I run the simulation and analysis in bdayProblem.R script. The function bdayProbs() is the actual simulation. It takes two arguments:

  • number of people
  • number of trials

For example, bdayProbs(60,25) will return a dataframe of probabilities of a shared birthday in group of all sizes up to 60 people. The group of each size will be drawn 25 times. The function will record each time a group had a shared birthday, and then divide the number of times a group had a shared birthday by the number of trials that is by 25. In other words, we get a fraction of times the group had a shared birthday which is in essence the probability of a shared birthday in a group.

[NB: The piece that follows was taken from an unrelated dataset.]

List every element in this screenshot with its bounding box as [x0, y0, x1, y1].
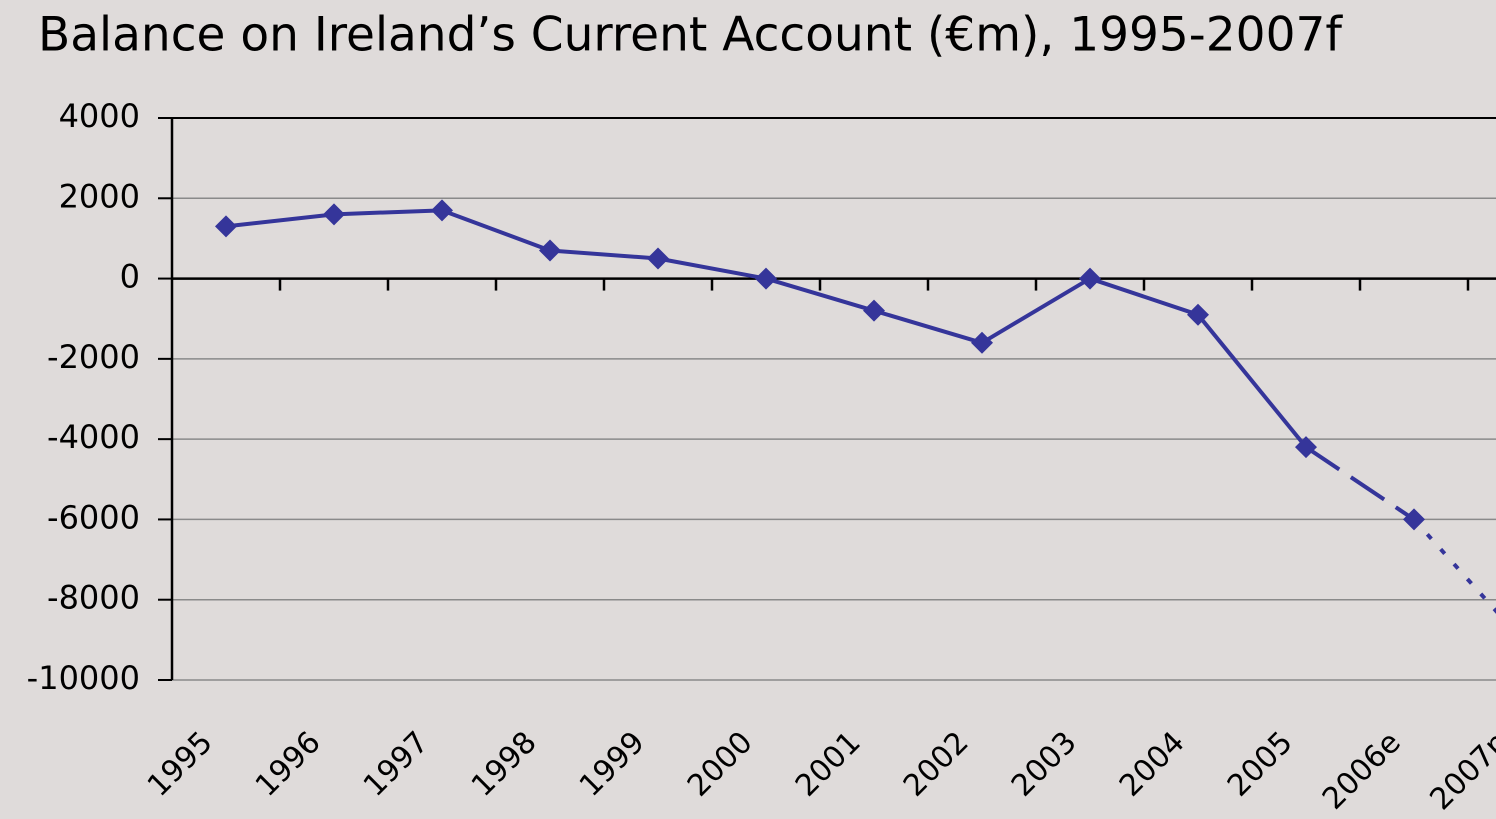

The simulated probabilites for 25, 100, and 1000 trials as well as theoretical probabilities are in a graph below.

bdayprobs graph

We can see that the simulated probabilities approach the theorietical probabilties as the number of trials is increasing. Therefore, theory is backed up by the simulated data. So, in a class of sixty people (probably a lecture) there is 99.9% probability that at least two people share a birthday.

Another way to describe it (thanks Amit!): if there are 2 people in a room, there is a 364/365 odds they don't share a birthday. If there are 3 people in a room, there is a 363/365 odds they don't share a birthday. so you multiply each of those odds until you hit the percentage chance of two people sharing a birthday.